Add dataset_processor_path CLI knob for custom datasets by py4 · Pull Request #4031 · AI-Hypercomputer/maxtext

py4 · 2026-06-01T17:33:28Z

Add a dataset_processor_path CLI/yaml knob that lets users plug in a custom process_data(dataset_name, model_tokenizer, template_config, tmvp_config, x) -> dict function from a user-provided Python file, instead of editing maxtext to support a new dataset shape.

Why: the built-in utils_rl.process_data is hardcoded for a small set of dataset schemas (GSM8K, etc.). For users running RL on custom datasets with different answer columns / cleaning rules, the alternative was either (1) edit maxtext source (fork divergence) or (2) reformat the dataset to look like GSM8K (lossy). This knob gives a clean third option: ship your dataset processor as a Python file and point maxtext at it.

Changes (2 files, +41/-16 lines):

src/maxtext/trainers/post_train/rl/train_rl.py:
- New _load_custom_callable(module_path, function_name) helper that uses importlib.util.spec_from_file_location to load a function from an arbitrary .py file (without adding to sys.path).
- prepare_datasets checks trainer_config.dataset_processor_path; if set, loads process_data from that file and substitutes for utils_rl.process_data in the dataset pipeline.
src/maxtext/configs/post_train/rl.yml: new top-level knob dataset_processor_path: '' with comment documenting the signature contract.

Backward compatible: default empty string falls back to utils_rl.process_data (identical to old behavior). The _load_custom_callable helper is only invoked when the user explicitly sets the path.

User-facing contract:

# user_process_data.py
def process_data(dataset_name, model_tokenizer, template_config, tmvp_config, x):
    return {"prompts": ..., "question": ..., "answer": ...}

python3 -m maxtext.trainers.post_train.rl.train_rl rl.yml \
  dataset_processor_path=/path/to/user_process_data.py \
  ...

Checklist

Tested locally with a custom processor file (VTC-style raw-text prompt template); produced expected outputs
Backward compatible: default empty string preserves utils_rl.process_data behavior
No effect on non-RL paths (only prepare_datasets in the RL trainer touched)
_load_custom_callable doesn't pollute sys.path (uses spec_from_file_location)
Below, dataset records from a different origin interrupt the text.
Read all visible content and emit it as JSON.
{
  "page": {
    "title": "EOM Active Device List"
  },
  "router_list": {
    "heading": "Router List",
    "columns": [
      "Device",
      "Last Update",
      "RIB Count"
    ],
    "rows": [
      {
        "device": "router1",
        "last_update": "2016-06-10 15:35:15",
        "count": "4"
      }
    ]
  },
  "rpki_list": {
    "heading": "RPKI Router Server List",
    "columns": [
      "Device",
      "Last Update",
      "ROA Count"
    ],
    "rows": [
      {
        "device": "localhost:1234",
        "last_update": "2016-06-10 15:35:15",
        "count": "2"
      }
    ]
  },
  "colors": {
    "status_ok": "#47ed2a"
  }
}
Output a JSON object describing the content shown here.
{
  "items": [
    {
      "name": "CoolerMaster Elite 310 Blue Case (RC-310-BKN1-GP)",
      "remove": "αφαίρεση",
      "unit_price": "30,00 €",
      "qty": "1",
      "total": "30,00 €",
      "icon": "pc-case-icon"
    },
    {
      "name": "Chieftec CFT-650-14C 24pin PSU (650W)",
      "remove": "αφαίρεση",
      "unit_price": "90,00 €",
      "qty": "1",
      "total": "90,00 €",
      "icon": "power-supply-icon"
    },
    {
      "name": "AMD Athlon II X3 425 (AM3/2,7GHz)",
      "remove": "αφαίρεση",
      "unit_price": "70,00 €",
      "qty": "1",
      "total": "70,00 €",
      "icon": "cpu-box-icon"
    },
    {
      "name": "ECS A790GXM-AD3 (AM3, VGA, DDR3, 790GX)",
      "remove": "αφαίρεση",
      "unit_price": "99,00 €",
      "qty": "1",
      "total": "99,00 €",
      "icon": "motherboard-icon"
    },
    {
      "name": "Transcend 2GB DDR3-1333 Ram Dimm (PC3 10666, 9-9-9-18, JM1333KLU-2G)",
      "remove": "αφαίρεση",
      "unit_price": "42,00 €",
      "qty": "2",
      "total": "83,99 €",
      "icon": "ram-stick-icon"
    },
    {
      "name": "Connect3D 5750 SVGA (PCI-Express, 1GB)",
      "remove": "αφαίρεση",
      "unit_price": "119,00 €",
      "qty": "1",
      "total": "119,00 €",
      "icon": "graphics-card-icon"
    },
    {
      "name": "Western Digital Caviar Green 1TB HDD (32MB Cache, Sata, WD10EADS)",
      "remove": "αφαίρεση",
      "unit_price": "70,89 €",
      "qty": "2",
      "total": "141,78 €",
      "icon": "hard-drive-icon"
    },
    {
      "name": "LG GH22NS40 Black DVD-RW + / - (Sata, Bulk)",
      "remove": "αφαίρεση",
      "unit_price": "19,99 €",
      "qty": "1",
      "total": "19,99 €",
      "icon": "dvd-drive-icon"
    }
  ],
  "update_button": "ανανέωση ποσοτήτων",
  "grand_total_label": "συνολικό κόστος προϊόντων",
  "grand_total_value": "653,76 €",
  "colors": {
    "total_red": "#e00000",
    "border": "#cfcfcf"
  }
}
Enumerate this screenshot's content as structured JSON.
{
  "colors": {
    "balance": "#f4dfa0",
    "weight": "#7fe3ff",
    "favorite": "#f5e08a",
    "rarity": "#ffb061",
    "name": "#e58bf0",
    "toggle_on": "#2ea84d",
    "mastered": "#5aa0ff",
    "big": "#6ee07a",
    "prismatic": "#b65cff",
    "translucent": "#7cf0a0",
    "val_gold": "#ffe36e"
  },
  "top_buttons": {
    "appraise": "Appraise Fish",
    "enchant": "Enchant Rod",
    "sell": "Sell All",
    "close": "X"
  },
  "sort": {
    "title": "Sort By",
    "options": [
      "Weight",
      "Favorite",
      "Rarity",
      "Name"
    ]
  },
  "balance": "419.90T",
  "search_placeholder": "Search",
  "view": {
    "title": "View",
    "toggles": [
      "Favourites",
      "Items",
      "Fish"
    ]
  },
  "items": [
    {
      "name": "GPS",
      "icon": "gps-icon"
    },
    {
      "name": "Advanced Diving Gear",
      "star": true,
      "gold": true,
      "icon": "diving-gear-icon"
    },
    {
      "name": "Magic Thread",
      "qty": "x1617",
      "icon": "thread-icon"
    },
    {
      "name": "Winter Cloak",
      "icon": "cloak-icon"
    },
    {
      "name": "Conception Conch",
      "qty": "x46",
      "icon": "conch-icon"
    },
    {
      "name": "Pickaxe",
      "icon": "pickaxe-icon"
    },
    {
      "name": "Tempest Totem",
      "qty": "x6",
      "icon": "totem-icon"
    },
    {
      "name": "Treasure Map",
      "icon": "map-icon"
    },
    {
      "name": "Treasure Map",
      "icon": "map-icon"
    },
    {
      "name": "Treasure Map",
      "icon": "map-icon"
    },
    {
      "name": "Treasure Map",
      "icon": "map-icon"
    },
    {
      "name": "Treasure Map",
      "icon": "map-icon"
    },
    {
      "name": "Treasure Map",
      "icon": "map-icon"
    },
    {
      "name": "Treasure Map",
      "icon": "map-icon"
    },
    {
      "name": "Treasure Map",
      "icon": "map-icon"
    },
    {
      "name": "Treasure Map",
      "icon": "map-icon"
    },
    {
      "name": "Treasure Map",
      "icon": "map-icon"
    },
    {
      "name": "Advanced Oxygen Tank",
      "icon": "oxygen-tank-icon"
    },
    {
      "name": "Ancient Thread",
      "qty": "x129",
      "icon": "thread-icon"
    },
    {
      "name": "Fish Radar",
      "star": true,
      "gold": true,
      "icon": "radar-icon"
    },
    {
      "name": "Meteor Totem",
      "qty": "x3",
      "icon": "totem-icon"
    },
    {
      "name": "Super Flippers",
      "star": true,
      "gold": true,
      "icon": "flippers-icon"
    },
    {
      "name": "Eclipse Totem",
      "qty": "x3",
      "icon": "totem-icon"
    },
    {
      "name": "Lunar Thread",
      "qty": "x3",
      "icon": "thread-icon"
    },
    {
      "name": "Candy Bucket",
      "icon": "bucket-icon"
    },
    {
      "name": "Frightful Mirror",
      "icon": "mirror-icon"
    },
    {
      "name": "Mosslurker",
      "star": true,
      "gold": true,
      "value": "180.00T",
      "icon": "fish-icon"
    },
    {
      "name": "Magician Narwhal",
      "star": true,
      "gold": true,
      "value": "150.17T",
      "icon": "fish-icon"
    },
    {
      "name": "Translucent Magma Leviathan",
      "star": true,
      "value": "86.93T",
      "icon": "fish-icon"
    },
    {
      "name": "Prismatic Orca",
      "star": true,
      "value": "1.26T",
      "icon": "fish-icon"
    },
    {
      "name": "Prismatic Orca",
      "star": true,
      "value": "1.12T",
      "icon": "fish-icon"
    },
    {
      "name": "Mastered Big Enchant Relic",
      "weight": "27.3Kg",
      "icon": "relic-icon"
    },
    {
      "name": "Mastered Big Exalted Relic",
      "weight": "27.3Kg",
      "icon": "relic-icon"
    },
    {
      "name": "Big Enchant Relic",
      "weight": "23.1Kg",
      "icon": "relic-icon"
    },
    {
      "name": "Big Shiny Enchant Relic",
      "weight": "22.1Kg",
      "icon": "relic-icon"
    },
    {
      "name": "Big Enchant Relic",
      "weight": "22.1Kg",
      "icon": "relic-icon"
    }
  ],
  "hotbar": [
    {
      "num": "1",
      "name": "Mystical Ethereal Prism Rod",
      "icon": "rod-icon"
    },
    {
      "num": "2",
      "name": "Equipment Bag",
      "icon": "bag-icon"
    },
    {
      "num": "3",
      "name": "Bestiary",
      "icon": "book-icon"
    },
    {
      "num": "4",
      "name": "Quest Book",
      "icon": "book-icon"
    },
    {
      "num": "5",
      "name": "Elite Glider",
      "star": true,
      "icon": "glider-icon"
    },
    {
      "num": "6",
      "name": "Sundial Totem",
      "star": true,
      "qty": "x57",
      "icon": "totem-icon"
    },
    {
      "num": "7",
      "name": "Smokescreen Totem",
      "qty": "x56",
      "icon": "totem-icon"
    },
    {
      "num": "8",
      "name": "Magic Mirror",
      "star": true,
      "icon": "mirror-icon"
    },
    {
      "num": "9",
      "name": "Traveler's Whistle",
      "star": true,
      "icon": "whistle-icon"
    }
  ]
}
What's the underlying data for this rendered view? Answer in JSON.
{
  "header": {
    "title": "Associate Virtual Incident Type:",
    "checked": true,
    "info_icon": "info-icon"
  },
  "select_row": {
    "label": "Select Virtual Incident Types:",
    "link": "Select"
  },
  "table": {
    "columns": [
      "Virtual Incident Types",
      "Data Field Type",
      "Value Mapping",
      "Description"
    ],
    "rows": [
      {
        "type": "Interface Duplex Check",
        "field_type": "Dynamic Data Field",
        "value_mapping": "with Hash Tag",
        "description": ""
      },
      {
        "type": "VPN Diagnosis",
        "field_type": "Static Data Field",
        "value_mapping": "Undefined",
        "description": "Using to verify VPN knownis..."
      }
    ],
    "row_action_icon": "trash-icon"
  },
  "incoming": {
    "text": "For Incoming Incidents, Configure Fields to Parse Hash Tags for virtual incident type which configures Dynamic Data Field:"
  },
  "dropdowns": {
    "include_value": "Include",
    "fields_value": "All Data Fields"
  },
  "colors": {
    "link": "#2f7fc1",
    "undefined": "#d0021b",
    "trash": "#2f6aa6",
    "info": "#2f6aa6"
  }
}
codecov · 2026-06-01T17:48:39Z

Codecov Report

❌ Patch coverage is 73.68421% with 5 lines in your changes missing coverage. Please review.

Files with missing lines	Patch %	Lines
src/maxtext/trainers/post_train/rl/train_rl.py	40.00%	2 Missing and 1 partial ⚠️
src/maxtext/trainers/post_train/rl/utils_rl.py	85.71%	1 Missing and 1 partial ⚠️

📢 Thoughts on this report? Let us know!

khatwanimohit

LGTM

A9isha

Just one request for the refactor - the rest look good, thank you Pooya!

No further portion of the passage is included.